Today I had my second ECT treatment. Although my alarm was set for 6:25 AM, I woke up several times beforehand and never needed it, due to anticipatory anxiety. Although my instructions, so I thought, were to show up at 7 AM at the outpatient surgery center, when I arrived I was mildly castigated for lateness and hurried to the treatment room in short order, except for my feet, which hung far over the bed.
The psychiatrist seemed more relaxed this morning and spoke with me longer, peering down with his half-glasses over the stainless steel railing. I think there are few positions more avuncular than a doctor at your bedside, especially given the vulnerability of a hospital gown. But was he more personable or was I less desperate? He told me the brief improvement from the first dose was typical, and that three or four doses into the treatment would be more indicative of the outcome.
The young anesthesiologist tried to tell me, somewhat awkwardly, that the procedure was “not without risks,” after I had already signed my life away and indemnified the hospital and doctors in triplicate. I informed him the mortality was in fact 1/20,000. He said, “Really?” and thanked me for the information. Amazing what they don't teach doctors anymore.

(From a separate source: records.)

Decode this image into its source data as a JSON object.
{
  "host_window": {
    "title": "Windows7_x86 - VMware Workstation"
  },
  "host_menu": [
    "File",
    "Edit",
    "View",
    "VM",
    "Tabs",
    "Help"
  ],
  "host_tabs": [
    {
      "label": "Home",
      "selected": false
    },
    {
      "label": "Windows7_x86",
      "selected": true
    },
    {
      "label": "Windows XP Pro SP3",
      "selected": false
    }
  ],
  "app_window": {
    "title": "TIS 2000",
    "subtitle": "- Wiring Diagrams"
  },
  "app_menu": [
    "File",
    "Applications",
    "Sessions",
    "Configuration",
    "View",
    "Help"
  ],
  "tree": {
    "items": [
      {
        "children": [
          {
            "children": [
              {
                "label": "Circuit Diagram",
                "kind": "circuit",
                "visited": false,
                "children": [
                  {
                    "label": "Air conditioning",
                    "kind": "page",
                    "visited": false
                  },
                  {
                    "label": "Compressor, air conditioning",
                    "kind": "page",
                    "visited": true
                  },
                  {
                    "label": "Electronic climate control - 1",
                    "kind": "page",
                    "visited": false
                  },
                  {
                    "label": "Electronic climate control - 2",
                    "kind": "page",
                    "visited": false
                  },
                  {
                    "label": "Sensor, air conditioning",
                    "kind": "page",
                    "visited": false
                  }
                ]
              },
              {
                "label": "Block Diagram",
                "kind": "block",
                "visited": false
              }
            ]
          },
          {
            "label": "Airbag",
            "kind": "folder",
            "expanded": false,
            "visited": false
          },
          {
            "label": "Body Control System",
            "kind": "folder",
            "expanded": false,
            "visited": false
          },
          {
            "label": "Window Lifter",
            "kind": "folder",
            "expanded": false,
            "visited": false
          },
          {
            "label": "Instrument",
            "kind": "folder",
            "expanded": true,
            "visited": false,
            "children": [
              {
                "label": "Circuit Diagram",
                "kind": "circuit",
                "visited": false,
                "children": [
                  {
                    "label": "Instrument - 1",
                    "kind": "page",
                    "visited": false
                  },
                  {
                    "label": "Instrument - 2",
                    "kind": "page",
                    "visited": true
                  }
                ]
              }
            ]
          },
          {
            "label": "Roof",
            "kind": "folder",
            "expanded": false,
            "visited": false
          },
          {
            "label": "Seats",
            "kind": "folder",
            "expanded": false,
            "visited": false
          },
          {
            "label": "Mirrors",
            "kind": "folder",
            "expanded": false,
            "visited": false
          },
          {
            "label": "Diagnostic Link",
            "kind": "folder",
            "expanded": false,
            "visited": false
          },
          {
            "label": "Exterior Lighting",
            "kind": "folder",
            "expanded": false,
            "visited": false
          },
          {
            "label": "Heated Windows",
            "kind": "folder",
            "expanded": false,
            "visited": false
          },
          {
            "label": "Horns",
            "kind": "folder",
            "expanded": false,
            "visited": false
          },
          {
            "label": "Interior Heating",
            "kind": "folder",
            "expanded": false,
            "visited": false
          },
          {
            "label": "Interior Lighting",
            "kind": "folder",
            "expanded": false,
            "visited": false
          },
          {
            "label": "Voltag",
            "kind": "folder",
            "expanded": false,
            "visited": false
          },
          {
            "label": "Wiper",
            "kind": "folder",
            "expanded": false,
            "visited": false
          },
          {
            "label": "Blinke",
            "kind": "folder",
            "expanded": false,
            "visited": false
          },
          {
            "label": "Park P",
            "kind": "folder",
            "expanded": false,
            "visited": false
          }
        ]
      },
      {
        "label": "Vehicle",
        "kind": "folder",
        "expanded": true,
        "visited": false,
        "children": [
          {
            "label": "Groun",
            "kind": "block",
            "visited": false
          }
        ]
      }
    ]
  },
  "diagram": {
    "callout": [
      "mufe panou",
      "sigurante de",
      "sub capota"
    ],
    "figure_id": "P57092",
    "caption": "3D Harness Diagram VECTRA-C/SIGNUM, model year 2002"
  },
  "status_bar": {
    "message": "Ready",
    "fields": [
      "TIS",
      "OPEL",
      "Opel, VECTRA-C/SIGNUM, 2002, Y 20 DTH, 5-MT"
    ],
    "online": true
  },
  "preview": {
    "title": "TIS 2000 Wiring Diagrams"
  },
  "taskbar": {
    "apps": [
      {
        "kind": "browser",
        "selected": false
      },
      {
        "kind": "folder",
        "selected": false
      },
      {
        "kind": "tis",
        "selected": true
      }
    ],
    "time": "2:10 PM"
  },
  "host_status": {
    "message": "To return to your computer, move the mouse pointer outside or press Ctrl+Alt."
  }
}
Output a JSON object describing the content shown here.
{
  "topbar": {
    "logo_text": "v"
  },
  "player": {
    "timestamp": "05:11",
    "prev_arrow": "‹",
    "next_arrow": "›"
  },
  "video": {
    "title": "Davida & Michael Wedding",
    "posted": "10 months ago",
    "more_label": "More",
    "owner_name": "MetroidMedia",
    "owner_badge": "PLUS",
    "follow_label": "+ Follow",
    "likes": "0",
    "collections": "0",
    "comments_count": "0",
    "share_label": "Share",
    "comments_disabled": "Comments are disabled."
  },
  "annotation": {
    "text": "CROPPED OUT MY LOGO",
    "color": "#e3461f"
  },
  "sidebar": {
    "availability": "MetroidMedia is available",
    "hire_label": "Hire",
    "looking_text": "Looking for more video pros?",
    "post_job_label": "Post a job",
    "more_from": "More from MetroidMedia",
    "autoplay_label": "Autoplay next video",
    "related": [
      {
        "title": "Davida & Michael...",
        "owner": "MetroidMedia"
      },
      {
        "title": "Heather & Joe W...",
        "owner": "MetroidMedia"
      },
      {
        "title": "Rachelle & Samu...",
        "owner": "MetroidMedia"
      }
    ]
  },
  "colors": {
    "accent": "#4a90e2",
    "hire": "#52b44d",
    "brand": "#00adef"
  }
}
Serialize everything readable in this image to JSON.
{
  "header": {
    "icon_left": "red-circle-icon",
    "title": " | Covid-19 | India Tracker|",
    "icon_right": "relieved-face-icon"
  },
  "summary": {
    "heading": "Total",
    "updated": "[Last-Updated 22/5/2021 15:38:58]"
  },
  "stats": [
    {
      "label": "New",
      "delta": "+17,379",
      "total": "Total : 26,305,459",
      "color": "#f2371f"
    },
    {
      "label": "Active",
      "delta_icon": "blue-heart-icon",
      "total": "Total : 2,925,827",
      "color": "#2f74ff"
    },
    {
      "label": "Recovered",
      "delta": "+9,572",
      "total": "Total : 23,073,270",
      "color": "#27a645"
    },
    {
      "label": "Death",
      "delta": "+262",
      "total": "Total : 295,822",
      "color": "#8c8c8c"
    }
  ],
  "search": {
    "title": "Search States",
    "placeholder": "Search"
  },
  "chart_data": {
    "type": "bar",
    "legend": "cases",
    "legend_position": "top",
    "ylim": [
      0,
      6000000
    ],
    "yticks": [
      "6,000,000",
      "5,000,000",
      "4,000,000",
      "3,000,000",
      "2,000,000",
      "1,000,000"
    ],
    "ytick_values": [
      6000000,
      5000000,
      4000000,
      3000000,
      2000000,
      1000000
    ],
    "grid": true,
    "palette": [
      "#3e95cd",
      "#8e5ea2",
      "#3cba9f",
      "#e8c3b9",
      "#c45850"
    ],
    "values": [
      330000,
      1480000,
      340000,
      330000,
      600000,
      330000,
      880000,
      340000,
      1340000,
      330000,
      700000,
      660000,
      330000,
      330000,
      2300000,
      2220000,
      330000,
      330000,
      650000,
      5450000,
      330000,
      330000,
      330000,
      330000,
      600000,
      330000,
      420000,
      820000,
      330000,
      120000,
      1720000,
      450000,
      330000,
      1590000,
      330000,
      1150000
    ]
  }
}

This time the short-acting anesthetic, whose name I could not parse, burned considerably upon entering my vein despite the local. As I felt woozier upon waking half an hour later, I assume the doctor increased the current discharge. The only hitch in the procedure today was emotional. The nurse who disconnected all my lines and wires after the doctors had left attempted light conversation, asking me about my children—where the recent death of my beloved Rachel instantly reduced me to sobs. But it was grief, not depression, as I was crying over her loss anew. It's something I'll never get over, something I can only get through. But its occurrence has complicated my case to a degree, because when I start weeping for good reason, I fear I shall soon be weeping for no good reason and plunged back into the Black Hole of Mybuttah.
Afterwards I had a delicious omelet at a local cafe, the “Omelette Monterey.” It was a thin, three-egg omelet containing artichoke hearts, chicken apple sausage, green onions, mushrooms, Monterey Jack cheese, and smothered in Hollandaise sauce. I ate half of it for breakfast and half later for lunch. Re-heated it was not as good, naturally, and the toast turned to rubber. Do not nuke old toast, especially if you wear dentures.
So much useful information I have to impart!
I napped for two hours then went for a walk after the late lunch (whose deficits made me wonder whether the famous “rubber chicken” so prized at conferences could be improved to “super rubber chicken”). I was interested in buying a pair of shorts, but in this tony suburb of San Francisco the cheapest pair I could find was $50.00 and the only pair I liked was $70.00. And you thought it was just the housing that was expensive in California, when indeed it is a locale where a man cannot afford to lose his shorts. Nevertheless I bought myself a new Lakers hat and a slim volume of poems by Charles Simic, Sixty Poems—a new collection of favorites in homage to his being poet laureate. (He was born in Yugoslavia and emigrated at age 16, which may explain his relative lack of lyricism. What, aren't there enough native-born poets to choose from? I think I'll start a jingoist movement against him. Has England ever had a laureate who was not a native? Hmmph.) As further evidence of my kindness to myself I also had one scoop of lime daiquiri ice at Baskin Robbins, a chain now perhaps better known for its crusading vegetarian heir than its ice cream.
Another good sign? I didn't really feel like blogging tonight because of my interest in other matters. I didn't need the therapy. And I almost forgot my medications today, a sure sign of improvement. Yet however superficially improved I appear, I know that the demon of depression is still burrowed deep within my soul and lives on. It will take more current to render me emotionally current than I have received as yet, as this disease is sneaky and if not properly extinguished can quickly and exponentially multiply again like roaches in my brain--which reminds me of two unpublished poems, one about depression using a roach as a metaphor and one purely about roaches.
The world's expert on melancholy
cringes in the corner.
“It's just my mood,” he says
then scurries under the refrigerator,
safe in the compressor's hum.
Herky-jerky he scales the wall.
“Where are you going?” I ask.
“While that sweet motor still sings in my head
like the blessed cicadas, I must seize
this absence of self-absorption to scavenge.”
“When will you return to human form?”
“When my shell chafes and I crave light
and faces don't look alien anymore.”
“What about my face?”
“Don't make me look.”
Silent and sticky, yet awkward and almost blind
their glistening shells scatter at light,
their frenzied, diagonal courses unwind
in the kitchen, foraging at night.
They come in all sizes; the larger, the more repulsive:
Oblong brown jewels with pearly yellow highlights,
motile, feelers twitching, bodies convulsive
at any sounds, at any human sights.
When you smash them with a shoe or a book,
white squish exudes from their armored hulk--
and then you wish you hadn't perhaps looked
so closely at their wriggling bulk,
Bulk on an insect scale, I mean, their size
only sickens because insects should be small--
O God! I hate their tiny primitive eyes,
the way they zigzag on a bedroom wall!